A MELANCOLIA DO FREVO

Criado: Quarta, 20 January 2010

O Frevo pernambucano tem uma característica bastante contraditória no conteúdo de sua letra e melodia. Como podemos entender e aceitar que um gênero musical que serve para levar os foliões à loucura nas ruas e nos clubes, onde se esbaldam de alegria, tenha a tristeza, a melancolia, a solidão, e a saudade como temas principais?

Apesar de já ter lido muita coisa sobre esse estranho fenômeno e até o fato de já ter ultrapassado a marca de 50 carnavais, ainda não consegui explicações convincentes para esse aspecto curioso que envolve o nosso principal ritmo carnavalesco.

Não sinto o menor constrangimento em dizer que nos meus tempos de jovem sonhador, quando os carnavais se constituíam em festas onde o romantismo aflorava e contaminava os foliões, sentia arrepios e os olhos marejavam ao ouvir os frevos dos irmãos Valença, Nelson Ferreira e Capiba, cantados por Claudionor Germano, Expedito Baracho, Ângela Maria, Francisco Carlos e Nelson Gonçalves, nas rádios e no Serviço de Alto Falante de Pesqueira (S.A.P.)

Quem se considerar blindado e inatingível pela forte dose de sentimentalismo existente nas letras e melodias dos frevos, é só colocar um disco na radiola, ouvir e prestar atenção nas letras, para logo constatar que não estou exagerando.

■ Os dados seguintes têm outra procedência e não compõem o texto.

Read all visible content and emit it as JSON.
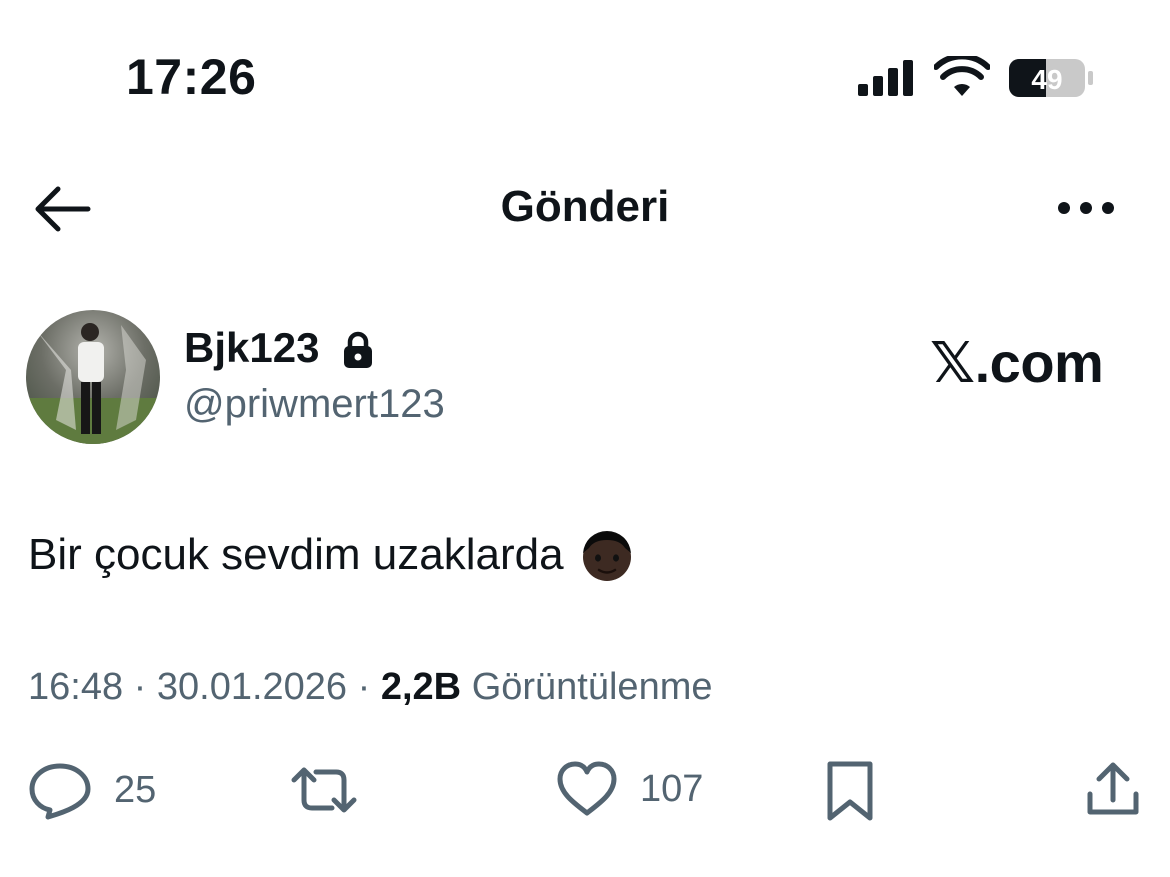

Aproveito, inclusive, a oportunidade, para sugerir alguns para que os interessados possam conferir a veracidade do que estou afirmando.

FREVOS DE BLOCO E CANÇÃO:

Sorri Pierrô e Cabelos Brancos de Nelson Ferreira. Mandarim, Saudade e O Teu Lencinho, dos irmãos Valença. Frevo da Solidão, Você Faz Que Não Sabe, Trombone de Prata e OH! Bela, de Capiba. A Dor de Uma Saudade, de Edgard Moraes. Voltei Recife, É de Fazer Chorar e Novamente, de Luiz Bandeira. Frevo Nº 1, de Antônio Maria. Você Está Sozinha, de Gildo Branco e Waldemar de Oliveira. Você Gostou de Mim e Último Regresso, de Getúlio Cavalcanti. Boneca e Ingratidão, de José Menezes.

FREVOS DE RUA:

Estes não possuem letra. São executados por orquestras e têm andamento mais rápido. Mas nem isto lhes tirou a beleza e a carga sentimental, pois suas melodias foram geralmente compostas por grandes maestros que capricharam nas notas e causam a sensação de uma flechada no coração, quando os ouvimos.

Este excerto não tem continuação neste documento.